Productivity vs. Employee Rights

The General Counsel’s Memorandum even casts doubt on employers’ use of software to encourage employees to work faster. She laments, “In the workplace, electronic surveillance and the breakneck pace of work set by automated systems may severely limit or completely prevent employees from engaging in protected conversations about unionization or terms and conditions of employment that are a necessary precursor to group action.”

In other words, it appears the General Counsel would go so far as to suggest that employees have a Section 7 right to have time to discuss unionization or their terms of employment while working. This view would likely shock many employers who have justifiably assumed they could expect employees commit themselves entirely to the job at hand during work time.

What This Means for Employers

Although the General Counsel can’t change the law herself, she has a significant role in determining what cases will be brought before the National Labor Relations Board, whose members can and do establish the law under the National Labor Relations Act. Moreover, employers may be found to violate the law based on practices that have never been challenged in the past, or even those that have previously been deemed lawful by the NLRB. Thus, the pronouncement of this new enforcement initiative should concern employers who engage in any form of electronic monitoring or algorithmic management of their employees.

Other than mentioning various technological capabilities, the General Counsel hasn’t expressly advised employers what practices she may challenge.
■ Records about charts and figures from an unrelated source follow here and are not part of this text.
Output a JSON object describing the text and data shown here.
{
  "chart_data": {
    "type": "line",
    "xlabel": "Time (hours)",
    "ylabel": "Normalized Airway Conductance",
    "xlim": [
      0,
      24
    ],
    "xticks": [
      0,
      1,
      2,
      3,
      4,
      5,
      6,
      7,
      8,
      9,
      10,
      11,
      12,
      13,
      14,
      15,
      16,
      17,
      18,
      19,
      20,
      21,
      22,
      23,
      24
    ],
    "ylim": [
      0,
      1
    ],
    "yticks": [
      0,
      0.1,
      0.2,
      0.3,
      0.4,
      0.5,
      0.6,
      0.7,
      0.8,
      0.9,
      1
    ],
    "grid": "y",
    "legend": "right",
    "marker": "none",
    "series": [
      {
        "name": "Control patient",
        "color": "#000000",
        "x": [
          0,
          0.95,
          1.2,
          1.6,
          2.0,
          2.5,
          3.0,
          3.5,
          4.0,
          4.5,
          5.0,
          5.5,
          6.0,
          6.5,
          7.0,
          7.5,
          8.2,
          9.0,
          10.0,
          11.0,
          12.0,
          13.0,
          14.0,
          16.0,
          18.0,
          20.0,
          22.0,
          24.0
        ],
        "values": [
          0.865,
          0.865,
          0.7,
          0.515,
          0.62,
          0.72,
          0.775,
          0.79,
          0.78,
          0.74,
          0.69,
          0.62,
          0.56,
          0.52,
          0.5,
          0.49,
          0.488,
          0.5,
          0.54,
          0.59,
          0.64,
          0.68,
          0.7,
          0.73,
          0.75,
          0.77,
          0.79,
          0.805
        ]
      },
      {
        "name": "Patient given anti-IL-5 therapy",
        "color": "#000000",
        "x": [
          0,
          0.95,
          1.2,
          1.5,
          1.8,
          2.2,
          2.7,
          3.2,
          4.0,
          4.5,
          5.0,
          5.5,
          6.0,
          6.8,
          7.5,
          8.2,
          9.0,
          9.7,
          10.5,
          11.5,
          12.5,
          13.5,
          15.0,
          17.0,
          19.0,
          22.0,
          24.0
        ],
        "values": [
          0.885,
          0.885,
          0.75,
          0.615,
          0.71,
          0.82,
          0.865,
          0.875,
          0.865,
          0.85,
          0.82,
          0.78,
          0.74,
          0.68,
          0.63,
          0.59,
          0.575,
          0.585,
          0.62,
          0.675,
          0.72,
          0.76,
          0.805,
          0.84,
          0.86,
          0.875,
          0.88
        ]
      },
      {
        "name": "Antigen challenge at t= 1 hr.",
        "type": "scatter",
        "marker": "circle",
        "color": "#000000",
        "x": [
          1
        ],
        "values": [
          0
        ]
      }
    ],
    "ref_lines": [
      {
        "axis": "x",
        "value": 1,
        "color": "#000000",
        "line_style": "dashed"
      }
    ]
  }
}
All that is clear is that she seeks strong protections for employee privacy at the potential expense of employer productivity and profitability.

Employers that utilize computer algorithms, artificial intelligence, or electronic monitoring tools should review their use in light of this NLRB General Counsel Memorandum. Relevant considerations probably include whether the software or monitoring continues outside the office or working hours, whether any data are available to third parties, and the purposes the use of technology serves. But until the NLRB weighs in on more specific cases, it will be hard to predict the extent of the potential limitations and which factors will be most important in the Board’s analysis.